No water cooling, no aluminum base plate. The 75200 Pro V2 with aluminum PCB runs at ~25°C reported by other builders on this forum — barely above ambient. At 14S pulling 80-100A max (50% of the ESC’s rated capacity), the aluminum substrate handles heat dissipation on its own.
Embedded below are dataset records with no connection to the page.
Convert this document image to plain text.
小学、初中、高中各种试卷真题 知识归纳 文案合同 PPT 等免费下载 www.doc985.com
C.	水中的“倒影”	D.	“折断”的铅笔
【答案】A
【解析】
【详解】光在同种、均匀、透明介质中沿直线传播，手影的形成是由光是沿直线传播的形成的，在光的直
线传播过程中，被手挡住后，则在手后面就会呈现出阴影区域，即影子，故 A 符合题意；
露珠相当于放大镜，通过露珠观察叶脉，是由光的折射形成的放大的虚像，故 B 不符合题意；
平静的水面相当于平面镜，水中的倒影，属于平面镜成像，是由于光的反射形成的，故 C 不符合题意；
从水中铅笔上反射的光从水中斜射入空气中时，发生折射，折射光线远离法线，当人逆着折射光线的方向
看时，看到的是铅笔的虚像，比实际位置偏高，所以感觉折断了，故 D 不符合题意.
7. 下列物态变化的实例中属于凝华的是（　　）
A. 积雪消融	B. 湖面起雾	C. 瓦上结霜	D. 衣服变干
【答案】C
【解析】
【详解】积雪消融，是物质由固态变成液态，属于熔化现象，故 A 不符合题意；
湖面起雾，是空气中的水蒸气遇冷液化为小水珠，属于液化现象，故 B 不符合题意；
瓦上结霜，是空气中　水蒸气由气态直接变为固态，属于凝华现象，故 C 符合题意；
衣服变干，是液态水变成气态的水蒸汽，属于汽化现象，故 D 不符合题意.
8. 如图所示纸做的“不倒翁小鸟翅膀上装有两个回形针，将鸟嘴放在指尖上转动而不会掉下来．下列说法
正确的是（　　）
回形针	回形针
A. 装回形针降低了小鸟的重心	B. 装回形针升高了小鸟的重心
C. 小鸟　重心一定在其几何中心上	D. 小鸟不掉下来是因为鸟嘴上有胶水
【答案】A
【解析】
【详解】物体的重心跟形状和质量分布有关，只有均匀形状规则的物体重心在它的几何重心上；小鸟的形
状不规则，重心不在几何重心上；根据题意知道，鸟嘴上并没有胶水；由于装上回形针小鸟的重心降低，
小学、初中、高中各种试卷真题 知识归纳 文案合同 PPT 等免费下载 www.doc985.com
ESC mounted with aluminum side facing down toward the hull for passive thermal transfer toward the water.

Propeller

Planning to 3D print V_S 2-blade props on my Bambu Lab A1 Combo:

  • PETG, 100% infill, 0.12mm layer height
  • 140-155mm diameter, medium pitch, 12mm threaded bore
  • Post-processing: sand → epoxy coat → wet sand → second epoxy coat → wet sand
  • Balance by hanging on bolt through center bore
  • Printing 4-5 copies as spares

Motor Mount

Using the community-designed FS65161 motor mount for Gong V1/V2 masts from the forum. 3D printed PETG. Designed so motor wires don’t need to be removed from mast during assembly.

Budget Breakdown

Component Cost
Battery Hookup (130 cells + spot welder) $364
Flipsky (motor + ESC + remote) $664
Gong V2 foil (7 parts + screws + tariff) $613
Amazon (fiberglass, epoxy, deck pad, tools, hardware) $549
AliExpress (BMS, charger, connectors, fuse, leash, electrical misc) $206
Lowe’s + Home Depot (foam, plywood, paint, tools, workspace) $340
Total ~$2,736

Expected Performance

Based on the efficiency thread and similar builds:

  • Comfortable cruising: 12-15 mph at 1,000-1,500W
  • Fast cruising: 15-19 mph at 2,500-3,500W
  • Full throttle: 22-25 mph
  • Estimated ride time: 75-90 minutes at cruising speed
  • Efficiency target: ~52 Wh/km (per the 95kg rider benchmark)

Parts are all ordered and on the way. Battery Hookup cells should arrive first, then I’ll start the pack build while waiting for everything else. Build updates to follow.

Thanks for all the knowledge this community has shared. Couldn’t have gotten this far without it.